Apr 4, 2016, 8:29 PM

@Arkandel said:

@Ganymede said:

would I feel uncomfortable if someone that I found very unattractive would did the same to me?

I agree on the rest but not on this point.

Why should it matter who you find unattractive? Molestation is not more acceptable because the other person has supermodel looks. I mean I get it but it sets the bar at a pretty bad place, you know? The guy is a creep if he's unattractive but charming and quirky if he's not?

That's not the point Ganymede is making. The point is that women are used to hearing that things aren't that bad, are just compliments, are just jokes, etc. The idea is trying to offer you a way to mentally replicate the experience we're going through in some way. Try to think of comments as coming repeatedly from someone you 100% -- 200% -- are not interested in. That you really, really don't want to hear the comments from.

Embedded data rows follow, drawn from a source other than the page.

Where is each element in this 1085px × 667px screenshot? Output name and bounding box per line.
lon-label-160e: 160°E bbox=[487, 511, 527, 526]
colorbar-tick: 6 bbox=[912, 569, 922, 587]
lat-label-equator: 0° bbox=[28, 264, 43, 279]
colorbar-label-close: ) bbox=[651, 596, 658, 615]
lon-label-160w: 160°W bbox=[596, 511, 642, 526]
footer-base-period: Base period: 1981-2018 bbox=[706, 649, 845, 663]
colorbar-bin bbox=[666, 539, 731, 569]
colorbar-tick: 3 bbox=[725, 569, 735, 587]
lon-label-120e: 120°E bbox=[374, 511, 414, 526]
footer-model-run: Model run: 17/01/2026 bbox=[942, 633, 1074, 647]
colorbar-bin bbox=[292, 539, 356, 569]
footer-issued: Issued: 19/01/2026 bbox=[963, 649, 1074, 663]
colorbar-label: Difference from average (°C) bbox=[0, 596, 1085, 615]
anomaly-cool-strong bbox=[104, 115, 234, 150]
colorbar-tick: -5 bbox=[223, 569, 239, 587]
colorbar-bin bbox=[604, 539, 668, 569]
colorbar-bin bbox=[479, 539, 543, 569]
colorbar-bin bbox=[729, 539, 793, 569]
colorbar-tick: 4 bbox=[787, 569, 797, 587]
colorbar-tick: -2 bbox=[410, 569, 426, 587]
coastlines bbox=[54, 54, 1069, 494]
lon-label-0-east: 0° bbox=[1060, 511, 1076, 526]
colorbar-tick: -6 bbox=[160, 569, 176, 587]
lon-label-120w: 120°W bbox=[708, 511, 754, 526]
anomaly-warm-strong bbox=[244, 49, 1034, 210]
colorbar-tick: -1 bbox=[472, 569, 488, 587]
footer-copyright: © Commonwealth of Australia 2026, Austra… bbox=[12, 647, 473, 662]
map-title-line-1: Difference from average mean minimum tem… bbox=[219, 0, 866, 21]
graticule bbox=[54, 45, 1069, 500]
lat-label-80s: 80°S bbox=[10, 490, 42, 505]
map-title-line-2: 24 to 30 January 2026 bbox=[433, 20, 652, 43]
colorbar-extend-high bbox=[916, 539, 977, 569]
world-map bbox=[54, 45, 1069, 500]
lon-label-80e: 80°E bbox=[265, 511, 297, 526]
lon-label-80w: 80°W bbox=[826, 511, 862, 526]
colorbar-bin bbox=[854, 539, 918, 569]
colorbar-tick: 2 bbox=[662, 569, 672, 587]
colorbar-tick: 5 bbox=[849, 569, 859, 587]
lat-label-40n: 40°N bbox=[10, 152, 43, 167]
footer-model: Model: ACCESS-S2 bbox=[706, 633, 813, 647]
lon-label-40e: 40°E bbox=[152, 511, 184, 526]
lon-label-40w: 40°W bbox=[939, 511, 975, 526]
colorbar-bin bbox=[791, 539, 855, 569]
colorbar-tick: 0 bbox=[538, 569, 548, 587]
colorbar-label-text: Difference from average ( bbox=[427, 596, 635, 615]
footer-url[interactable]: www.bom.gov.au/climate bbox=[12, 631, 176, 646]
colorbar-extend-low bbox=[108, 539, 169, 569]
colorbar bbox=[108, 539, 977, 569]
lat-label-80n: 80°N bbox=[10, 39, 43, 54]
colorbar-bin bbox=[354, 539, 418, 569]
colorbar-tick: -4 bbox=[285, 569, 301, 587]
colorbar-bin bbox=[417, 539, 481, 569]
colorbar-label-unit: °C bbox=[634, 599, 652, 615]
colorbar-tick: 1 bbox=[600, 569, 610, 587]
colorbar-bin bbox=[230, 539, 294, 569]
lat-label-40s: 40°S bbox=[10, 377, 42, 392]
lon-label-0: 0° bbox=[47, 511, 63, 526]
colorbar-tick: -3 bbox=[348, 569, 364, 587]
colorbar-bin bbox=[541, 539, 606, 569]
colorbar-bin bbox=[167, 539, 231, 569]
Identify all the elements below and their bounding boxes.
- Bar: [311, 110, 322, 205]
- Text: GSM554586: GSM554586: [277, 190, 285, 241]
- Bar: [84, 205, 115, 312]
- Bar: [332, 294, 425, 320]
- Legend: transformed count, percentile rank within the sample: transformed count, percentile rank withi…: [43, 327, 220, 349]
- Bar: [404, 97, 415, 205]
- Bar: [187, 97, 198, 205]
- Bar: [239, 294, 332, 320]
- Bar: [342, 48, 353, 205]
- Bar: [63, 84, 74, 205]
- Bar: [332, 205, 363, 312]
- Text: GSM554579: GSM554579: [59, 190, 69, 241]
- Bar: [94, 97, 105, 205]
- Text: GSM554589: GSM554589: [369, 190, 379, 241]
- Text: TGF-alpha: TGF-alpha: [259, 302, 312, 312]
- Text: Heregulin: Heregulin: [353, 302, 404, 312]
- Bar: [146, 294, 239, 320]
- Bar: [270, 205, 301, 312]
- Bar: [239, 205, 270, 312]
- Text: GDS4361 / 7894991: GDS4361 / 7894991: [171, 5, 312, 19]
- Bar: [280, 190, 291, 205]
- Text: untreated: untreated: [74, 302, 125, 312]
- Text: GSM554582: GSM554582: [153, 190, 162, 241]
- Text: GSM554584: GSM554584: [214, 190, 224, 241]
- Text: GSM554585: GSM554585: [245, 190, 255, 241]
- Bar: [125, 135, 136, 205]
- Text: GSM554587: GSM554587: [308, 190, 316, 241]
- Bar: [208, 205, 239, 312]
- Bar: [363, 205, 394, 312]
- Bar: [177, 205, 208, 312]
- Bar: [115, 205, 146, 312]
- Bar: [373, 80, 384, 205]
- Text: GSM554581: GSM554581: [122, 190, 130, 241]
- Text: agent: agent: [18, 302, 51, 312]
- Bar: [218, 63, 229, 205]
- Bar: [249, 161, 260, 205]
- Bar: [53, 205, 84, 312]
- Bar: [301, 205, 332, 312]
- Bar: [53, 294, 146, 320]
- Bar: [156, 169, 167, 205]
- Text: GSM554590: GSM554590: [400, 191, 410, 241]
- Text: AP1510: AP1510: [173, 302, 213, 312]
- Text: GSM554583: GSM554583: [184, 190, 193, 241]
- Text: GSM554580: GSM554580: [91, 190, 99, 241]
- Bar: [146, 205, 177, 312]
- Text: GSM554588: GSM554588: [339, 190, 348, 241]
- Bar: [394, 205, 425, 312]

It's actually a common argument I've heard that women only care when the guy commenting isn't hot -- exactly as you were kind of misunderstanding -- which is actually not at all true. Unwanted behavior is unwanted behavior and plenty of women have plenty of experiences receiving it from guys they would have found physically attractive otherwise.

It's just that guys often can't really wrap their heads around receiving this sort of treatment from someone they fervently aren't interested in, so I think Ganymede was trying to offer a sort of mental shortcut to help you better understand the feeling.